Today there are reports that thousands of Catholics marched on Vietnamese streets July 26 to protest the beating of two Catholic priests and the detainment of seven other Catholics.
At issue in these protests, and arrests, is a church in northern Vietnam destroyed by U.S. bombers during the Vietnam War. The government maintains that the Tam Toa church is national property and was dedicated as a war memorial in the late 1990s. The incident apparently started when Vietnamese Catholics placed a cross at the site.

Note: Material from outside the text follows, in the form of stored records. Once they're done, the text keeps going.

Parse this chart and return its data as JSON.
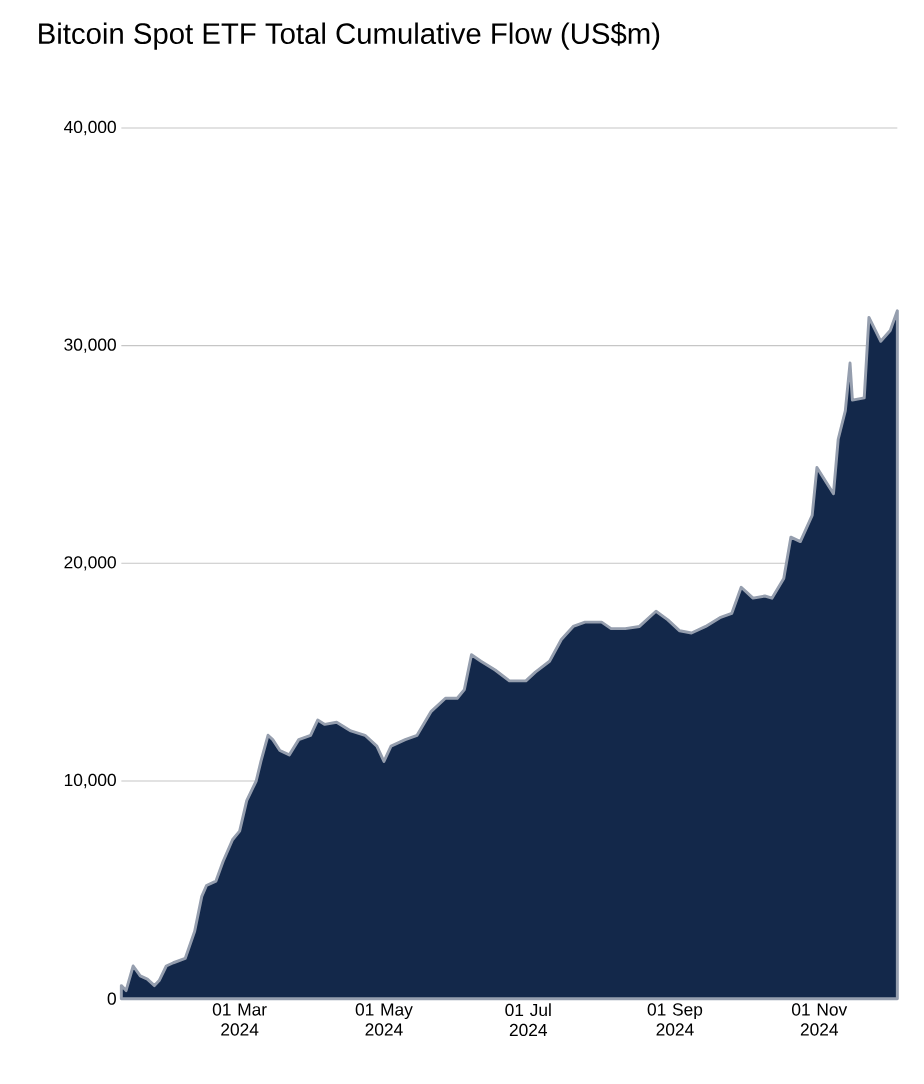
{
  "chart_data": {
    "type": "area",
    "title": "Bitcoin Spot ETF Total Cumulative Flow (US$m)",
    "x": [
      "2024-01-11",
      "2024-01-13",
      "2024-01-16",
      "2024-01-19",
      "2024-01-22",
      "2024-01-25",
      "2024-01-27",
      "2024-01-30",
      "2024-02-02",
      "2024-02-07",
      "2024-02-11",
      "2024-02-14",
      "2024-02-16",
      "2024-02-20",
      "2024-02-23",
      "2024-02-27",
      "2024-03-01",
      "2024-03-04",
      "2024-03-08",
      "2024-03-10",
      "2024-03-13",
      "2024-03-15",
      "2024-03-18",
      "2024-03-22",
      "2024-03-26",
      "2024-03-31",
      "2024-04-03",
      "2024-04-06",
      "2024-04-11",
      "2024-04-17",
      "2024-04-23",
      "2024-04-28",
      "2024-05-01",
      "2024-05-04",
      "2024-05-10",
      "2024-05-15",
      "2024-05-21",
      "2024-05-27",
      "2024-06-01",
      "2024-06-04",
      "2024-06-07",
      "2024-06-11",
      "2024-06-17",
      "2024-06-23",
      "2024-06-30",
      "2024-07-04",
      "2024-07-10",
      "2024-07-15",
      "2024-07-20",
      "2024-07-25",
      "2024-08-01",
      "2024-08-05",
      "2024-08-11",
      "2024-08-17",
      "2024-08-24",
      "2024-08-29",
      "2024-09-03",
      "2024-09-08",
      "2024-09-14",
      "2024-09-20",
      "2024-09-25",
      "2024-09-29",
      "2024-10-04",
      "2024-10-09",
      "2024-10-12",
      "2024-10-17",
      "2024-10-20",
      "2024-10-24",
      "2024-10-29",
      "2024-10-31",
      "2024-11-07",
      "2024-11-09",
      "2024-11-12",
      "2024-11-14",
      "2024-11-15",
      "2024-11-20",
      "2024-11-22",
      "2024-11-27",
      "2024-12-01",
      "2024-12-04"
    ],
    "series": [
      {
        "color": "#13284a",
        "values": [
          600,
          370,
          1500,
          1050,
          900,
          600,
          830,
          1500,
          1650,
          1850,
          3100,
          4700,
          5200,
          5400,
          6300,
          7300,
          7700,
          9100,
          10000,
          10900,
          12100,
          11900,
          11400,
          11200,
          11900,
          12100,
          12800,
          12600,
          12700,
          12300,
          12100,
          11600,
          10900,
          11600,
          11900,
          12100,
          13200,
          13800,
          13800,
          14200,
          15800,
          15500,
          15100,
          14600,
          14600,
          15000,
          15500,
          16500,
          17100,
          17300,
          17300,
          17000,
          17000,
          17100,
          17800,
          17400,
          16900,
          16800,
          17100,
          17500,
          17700,
          18900,
          18400,
          18500,
          18400,
          19300,
          21200,
          21000,
          22200,
          24400,
          23200,
          25700,
          27000,
          29200,
          27500,
          27600,
          31300,
          30200,
          30700,
          31600
        ]
      }
    ],
    "xlim": [
      "2024-01-11",
      "2024-12-04"
    ],
    "xticks": [
      {
        "value": "2024-03-01",
        "label": "01 Mar 2024"
      },
      {
        "value": "2024-05-01",
        "label": "01 May 2024"
      },
      {
        "value": "2024-07-01",
        "label": "01 Jul 2024"
      },
      {
        "value": "2024-09-01",
        "label": "01 Sep 2024"
      },
      {
        "value": "2024-11-01",
        "label": "01 Nov 2024"
      }
    ],
    "ylim": [
      0,
      40000
    ],
    "yticks": [
      0,
      {
        "value": 10000,
        "label": "10,000"
      },
      {
        "value": 20000,
        "label": "20,000"
      },
      {
        "value": 30000,
        "label": "30,000"
      },
      {
        "value": 40000,
        "label": "40,000"
      }
    ],
    "grid": "y"
  }
}
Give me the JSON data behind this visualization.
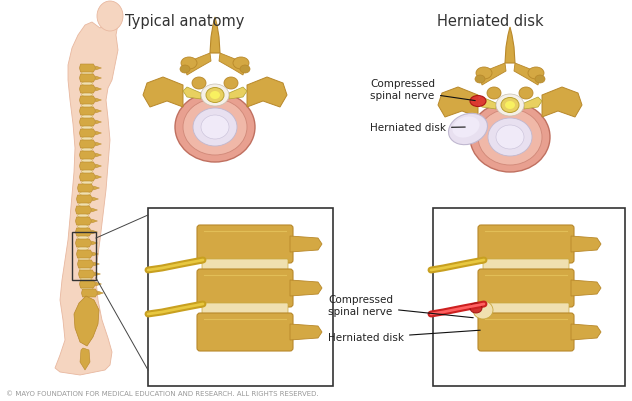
{
  "title_left": "Typical anatomy",
  "title_right": "Herniated disk",
  "label_compressed_nerve_top": "Compressed\nspinal nerve",
  "label_herniated_disk_top": "Herniated disk",
  "label_compressed_nerve_bottom": "Compressed\nspinal nerve",
  "label_herniated_disk_bottom": "Herniated disk",
  "copyright": "© MAYO FOUNDATION FOR MEDICAL EDUCATION AND RESEARCH. ALL RIGHTS RESERVED.",
  "bg_color": "#ffffff",
  "label_color": "#222222",
  "title_color": "#333333",
  "copyright_color": "#999999",
  "spine_gold": "#d4a843",
  "spine_dark": "#b8882a",
  "disk_light": "#f0d890",
  "nerve_red": "#cc2020",
  "skin_light": "#f5d5c0",
  "skin_edge": "#e8b8a0",
  "pink_outer": "#e89090",
  "pink_inner": "#f0b8a8",
  "lavender": "#ddd0e8",
  "yellow_cord": "#e8d060",
  "box_color": "#222222",
  "arrow_color": "#111111",
  "nerve_yellow": "#c8a020"
}
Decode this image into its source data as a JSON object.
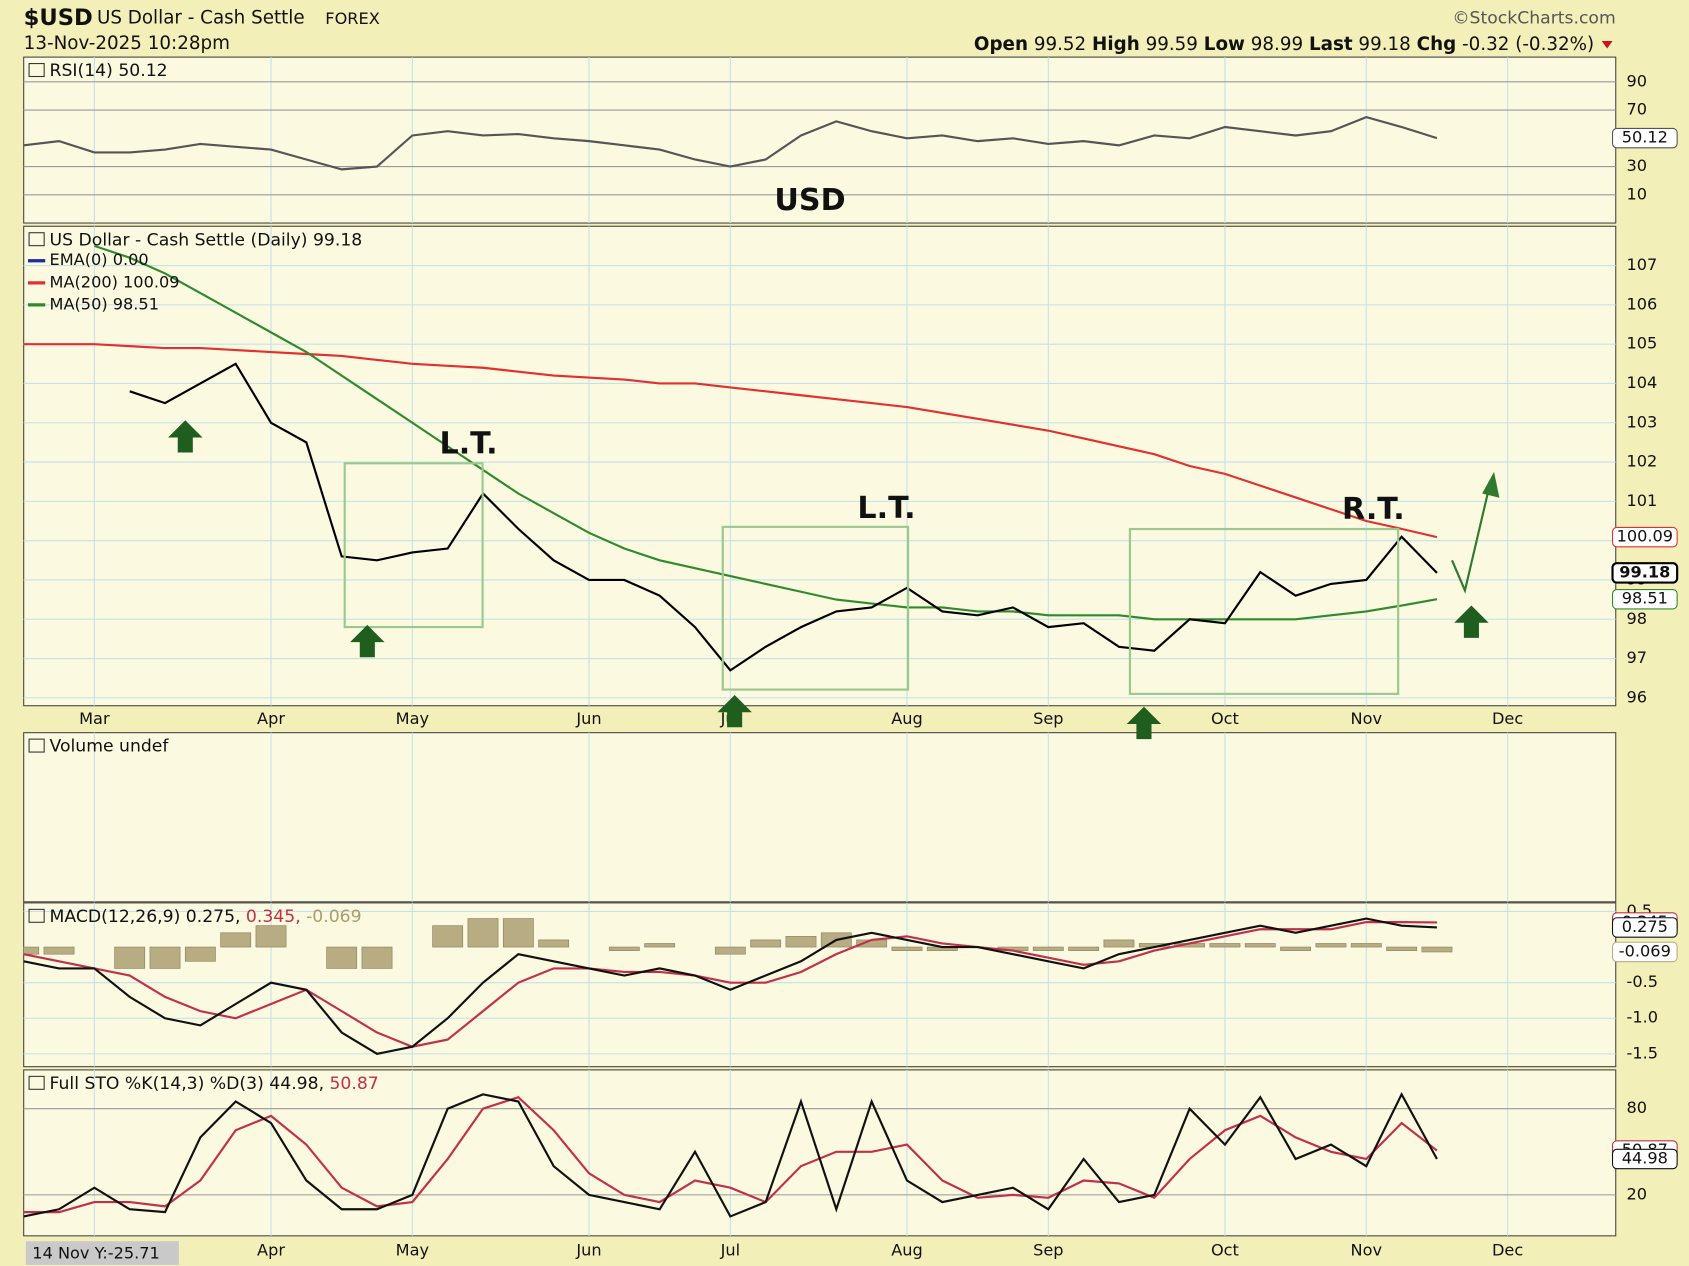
{
  "header": {
    "symbol": "$USD",
    "name": "US Dollar - Cash Settle",
    "exchange": "FOREX",
    "source": "©StockCharts.com",
    "date": "13-Nov-2025 10:28pm",
    "quote": [
      {
        "label": "Open",
        "value": 99.52
      },
      {
        "label": "High",
        "value": 99.59
      },
      {
        "label": "Low",
        "value": 98.99
      },
      {
        "label": "Last",
        "value": 99.18
      }
    ],
    "chg": {
      "label": "Chg",
      "value": -0.32,
      "pct": "(-0.32%)"
    }
  },
  "footer": "14 Nov Y:-25.71",
  "chart_data": [
    {
      "type": "line",
      "title": "RSI(14) 50.12",
      "ylim": [
        -10,
        107.5
      ],
      "yticks": [
        10,
        30,
        70,
        90
      ],
      "grid": true,
      "annotations": [
        {
          "text": "USD",
          "color": "#3d7a2c"
        }
      ],
      "series": [
        {
          "name": "RSI(14)",
          "color": "#555555",
          "values": [
            45,
            48,
            40,
            40,
            42,
            46,
            44,
            42,
            35,
            28,
            30,
            52,
            55,
            52,
            53,
            50,
            48,
            45,
            42,
            35,
            30,
            35,
            52,
            62,
            55,
            50,
            52,
            48,
            50,
            46,
            48,
            45,
            52,
            50,
            58,
            55,
            52,
            55,
            65,
            58,
            50.12,
            null,
            null
          ]
        }
      ]
    },
    {
      "type": "line",
      "title": "US Dollar - Cash Settle (Daily) 99.18",
      "ylim": [
        95.8,
        108
      ],
      "yticks": [
        96,
        97,
        98,
        99,
        100,
        101,
        102,
        103,
        104,
        105,
        106,
        107
      ],
      "grid": true,
      "categories": [
        null,
        null,
        "Mar",
        null,
        null,
        null,
        null,
        "Apr",
        null,
        null,
        null,
        "May",
        null,
        null,
        null,
        null,
        "Jun",
        null,
        null,
        null,
        "Jul",
        null,
        null,
        null,
        null,
        "Aug",
        null,
        null,
        null,
        "Sep",
        null,
        null,
        null,
        null,
        "Oct",
        null,
        null,
        null,
        "Nov",
        null,
        null,
        null,
        "Dec"
      ],
      "values": [
        null,
        null,
        null,
        103.8,
        103.5,
        104,
        104.5,
        103,
        102.5,
        99.6,
        99.5,
        99.7,
        99.8,
        101.2,
        100.3,
        99.5,
        99,
        99,
        98.6,
        97.8,
        96.7,
        97.3,
        97.8,
        98.2,
        98.3,
        98.8,
        98.2,
        98.1,
        98.3,
        97.8,
        97.9,
        97.3,
        97.2,
        98,
        97.9,
        99.2,
        98.6,
        98.9,
        99,
        100.1,
        99.18,
        null,
        null
      ],
      "color": "#000000",
      "annotations": [
        {
          "text": "L.T.",
          "color": "#e02020"
        },
        {
          "text": "L.T.",
          "color": "#e02020"
        },
        {
          "text": "R.T.",
          "color": "#4d8a40"
        }
      ],
      "series": [
        {
          "name": "EMA(0) 0.00",
          "color": "#1a2aa0"
        },
        {
          "name": "MA(200) 100.09",
          "color": "#e03030",
          "values": [
            105,
            105,
            105,
            104.95,
            104.9,
            104.9,
            104.85,
            104.8,
            104.75,
            104.7,
            104.6,
            104.5,
            104.45,
            104.4,
            104.3,
            104.2,
            104.15,
            104.1,
            104,
            104,
            103.9,
            103.8,
            103.7,
            103.6,
            103.5,
            103.4,
            103.25,
            103.1,
            102.95,
            102.8,
            102.6,
            102.4,
            102.2,
            101.9,
            101.7,
            101.4,
            101.1,
            100.8,
            100.5,
            100.3,
            100.09,
            null,
            null
          ]
        },
        {
          "name": "MA(50) 98.51",
          "color": "#2f8a2f",
          "values": [
            null,
            null,
            107.5,
            107.2,
            106.8,
            106.3,
            105.8,
            105.3,
            104.8,
            104.2,
            103.6,
            103,
            102.4,
            101.8,
            101.2,
            100.7,
            100.2,
            99.8,
            99.5,
            99.3,
            99.1,
            98.9,
            98.7,
            98.5,
            98.4,
            98.3,
            98.3,
            98.2,
            98.2,
            98.1,
            98.1,
            98.1,
            98.0,
            98.0,
            98.0,
            98.0,
            98.0,
            98.1,
            98.2,
            98.35,
            98.51,
            null,
            null
          ]
        }
      ]
    },
    {
      "type": "bar",
      "title": "Volume undef"
    },
    {
      "type": "line",
      "title_parts": [
        {
          "text": "MACD(12,26,9) 0.275,",
          "color": "#111111"
        },
        {
          "text": "0.345,",
          "color": "#c0304a"
        },
        {
          "text": "-0.069",
          "color": "#a89c70"
        }
      ],
      "ylim": [
        -1.68,
        0.62
      ],
      "yticks": [
        0.5,
        -0.5,
        {
          "value": -1,
          "label": "-1.0"
        },
        -1.5
      ],
      "grid": true,
      "series": [
        {
          "name": "Histogram",
          "type": "bar",
          "color": "#b8ad82",
          "values": [
            -0.1,
            -0.1,
            0,
            -0.3,
            -0.3,
            -0.2,
            0.2,
            0.3,
            0,
            -0.3,
            -0.3,
            0,
            0.3,
            0.4,
            0.4,
            0.1,
            0,
            -0.05,
            0.05,
            0,
            -0.1,
            0.1,
            0.15,
            0.2,
            0.1,
            -0.05,
            -0.05,
            0,
            -0.05,
            -0.05,
            -0.05,
            0.1,
            0.05,
            0.05,
            0.05,
            0.05,
            -0.05,
            0.05,
            0.05,
            -0.05,
            -0.069,
            null,
            null
          ]
        },
        {
          "name": "Signal",
          "color": "#c0304a",
          "values": [
            -0.1,
            -0.2,
            -0.3,
            -0.4,
            -0.7,
            -0.9,
            -1.0,
            -0.8,
            -0.6,
            -0.9,
            -1.2,
            -1.4,
            -1.3,
            -0.9,
            -0.5,
            -0.3,
            -0.3,
            -0.35,
            -0.35,
            -0.4,
            -0.5,
            -0.5,
            -0.35,
            -0.1,
            0.1,
            0.15,
            0.05,
            0.0,
            -0.05,
            -0.15,
            -0.25,
            -0.2,
            -0.05,
            0.05,
            0.15,
            0.25,
            0.25,
            0.25,
            0.35,
            0.35,
            0.345,
            null,
            null
          ]
        },
        {
          "name": "MACD",
          "color": "#111111",
          "values": [
            -0.2,
            -0.3,
            -0.3,
            -0.7,
            -1.0,
            -1.1,
            -0.8,
            -0.5,
            -0.6,
            -1.2,
            -1.5,
            -1.4,
            -1.0,
            -0.5,
            -0.1,
            -0.2,
            -0.3,
            -0.4,
            -0.3,
            -0.4,
            -0.6,
            -0.4,
            -0.2,
            0.1,
            0.2,
            0.1,
            0.0,
            0.0,
            -0.1,
            -0.2,
            -0.3,
            -0.1,
            0.0,
            0.1,
            0.2,
            0.3,
            0.2,
            0.3,
            0.4,
            0.3,
            0.275,
            null,
            null
          ]
        }
      ]
    },
    {
      "type": "line",
      "title_parts": [
        {
          "text": "Full STO %K(14,3) %D(3) 44.98,",
          "color": "#111111"
        },
        {
          "text": "50.87",
          "color": "#c0304a"
        }
      ],
      "ylim": [
        -8.5,
        107
      ],
      "yticks": [
        20,
        80
      ],
      "grid": true,
      "series": [
        {
          "name": "%D(3)",
          "color": "#c0304a",
          "values": [
            8,
            8,
            15,
            15,
            12,
            30,
            65,
            75,
            55,
            25,
            12,
            15,
            45,
            80,
            88,
            65,
            35,
            20,
            15,
            30,
            25,
            15,
            40,
            50,
            50,
            55,
            30,
            18,
            20,
            18,
            30,
            28,
            18,
            45,
            65,
            75,
            60,
            50,
            45,
            70,
            50.87,
            null,
            null
          ]
        },
        {
          "name": "%K(14,3)",
          "color": "#111111",
          "values": [
            5,
            10,
            25,
            10,
            8,
            60,
            85,
            70,
            30,
            10,
            10,
            20,
            80,
            90,
            85,
            40,
            20,
            15,
            10,
            50,
            5,
            15,
            85,
            10,
            85,
            30,
            15,
            20,
            25,
            10,
            45,
            15,
            20,
            80,
            55,
            88,
            45,
            55,
            40,
            90,
            44.98,
            null,
            null
          ]
        }
      ]
    }
  ]
}
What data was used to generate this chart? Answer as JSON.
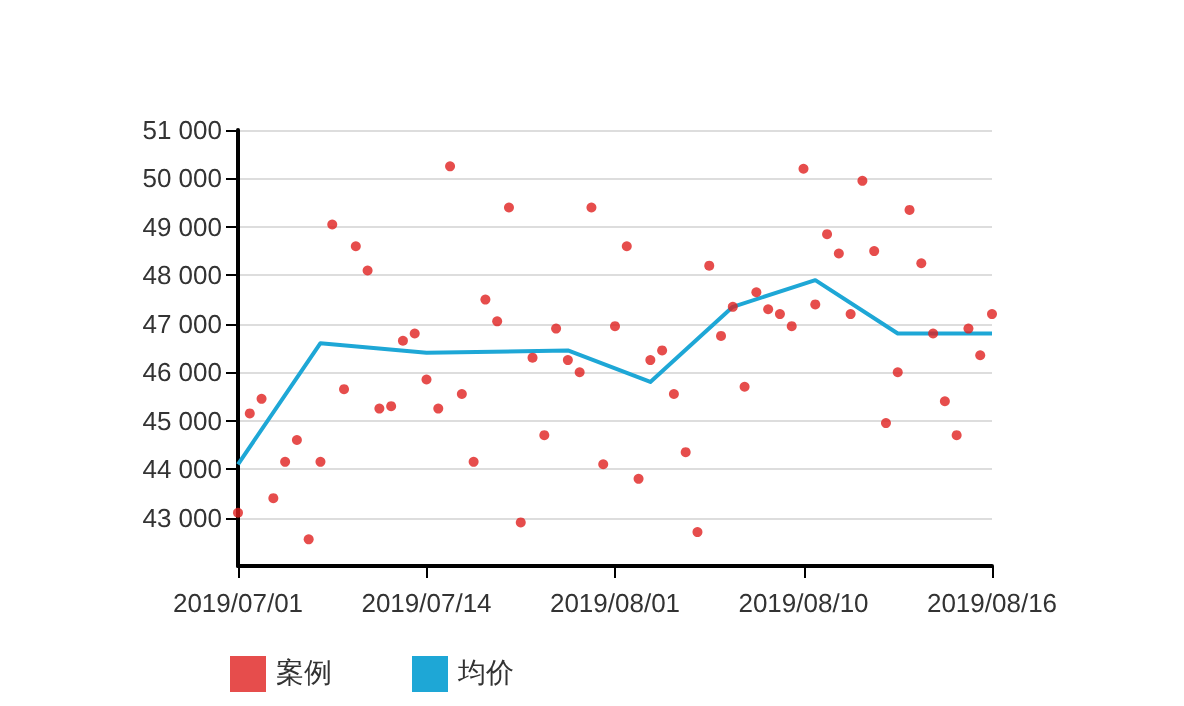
{
  "chart_data": {
    "type": "scatter",
    "legend": "bottom",
    "grid": "y",
    "marker": "circle",
    "categories": [
      "2019/07/01",
      null,
      null,
      null,
      null,
      null,
      null,
      null,
      null,
      null,
      null,
      null,
      null,
      null,
      null,
      null,
      "2019/07/14",
      null,
      null,
      null,
      null,
      null,
      null,
      null,
      null,
      null,
      null,
      null,
      null,
      null,
      null,
      null,
      "2019/08/01",
      null,
      null,
      null,
      null,
      null,
      null,
      null,
      null,
      null,
      null,
      null,
      null,
      null,
      null,
      null,
      "2019/08/10",
      null,
      null,
      null,
      null,
      null,
      null,
      null,
      null,
      null,
      null,
      null,
      null,
      null,
      null,
      null,
      "2019/08/16"
    ],
    "ylim": [
      42000,
      51000
    ],
    "yticks": [
      {
        "value": 43000,
        "label": "43 000"
      },
      {
        "value": 44000,
        "label": "44 000"
      },
      {
        "value": 45000,
        "label": "45 000"
      },
      {
        "value": 46000,
        "label": "46 000"
      },
      {
        "value": 47000,
        "label": "47 000"
      },
      {
        "value": 48000,
        "label": "48 000"
      },
      {
        "value": 49000,
        "label": "49 000"
      },
      {
        "value": 50000,
        "label": "50 000"
      },
      {
        "value": 51000,
        "label": "51 000"
      }
    ],
    "series": [
      {
        "name": "案例",
        "color": "#e0211f",
        "values": [
          43100,
          45150,
          45450,
          43400,
          44150,
          44600,
          42550,
          44150,
          49050,
          45650,
          48600,
          48100,
          45250,
          45300,
          46650,
          46800,
          45850,
          45250,
          50250,
          45550,
          44150,
          47500,
          47050,
          49400,
          42900,
          46300,
          44700,
          46900,
          46250,
          46000,
          49400,
          44100,
          46950,
          48600,
          43800,
          46250,
          46450,
          45550,
          44350,
          42700,
          48200,
          46750,
          47350,
          45700,
          47650,
          47300,
          47200,
          46950,
          50200,
          47400,
          48850,
          48450,
          47200,
          49950,
          48500,
          44950,
          46000,
          49350,
          48250,
          46800,
          45400,
          44700,
          46900,
          46350,
          47200
        ]
      },
      {
        "name": "均价",
        "type": "line",
        "color": "#1ea7d6",
        "marker": "none",
        "values": [
          44100,
          null,
          null,
          null,
          null,
          null,
          null,
          46600,
          null,
          null,
          null,
          null,
          null,
          null,
          null,
          null,
          46400,
          null,
          null,
          null,
          null,
          null,
          null,
          null,
          null,
          null,
          null,
          null,
          46450,
          null,
          null,
          null,
          null,
          null,
          null,
          45800,
          null,
          null,
          null,
          null,
          null,
          null,
          47350,
          null,
          null,
          null,
          null,
          null,
          null,
          47900,
          null,
          null,
          null,
          null,
          null,
          null,
          46800,
          null,
          null,
          null,
          null,
          null,
          null,
          null,
          46800
        ]
      }
    ]
  }
}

It seems to be true that talks between the Vatican and the Vietnamse goverment are taking place. It is also true, generally speaking, that Catholics in southern Vietnam, under the leadership of Cardinal Pham Minh Man of Ho Chi Minh City, are more cooperative with government officials than are Catholics in the northern part of the country. Northern Vietnam, never having experienced the Second Vatican Council, is a more conservative church, and has been more visibily anti-communist for decades.
There seem to be two overlapping approaches within the Vietnamese church in dealing with the Hanoi government, which is communist in name only. One stresses cooperation where possible, the other stresses conflict.
The reasons for these different approaches has as much to do with history and geography as it has to do with leadership. That said, Cardinal Man has been very effective in winning gains for Vietnamese Catholics in the Ho Chi Minh archdiocese, one of the fast growing dioceses in the world.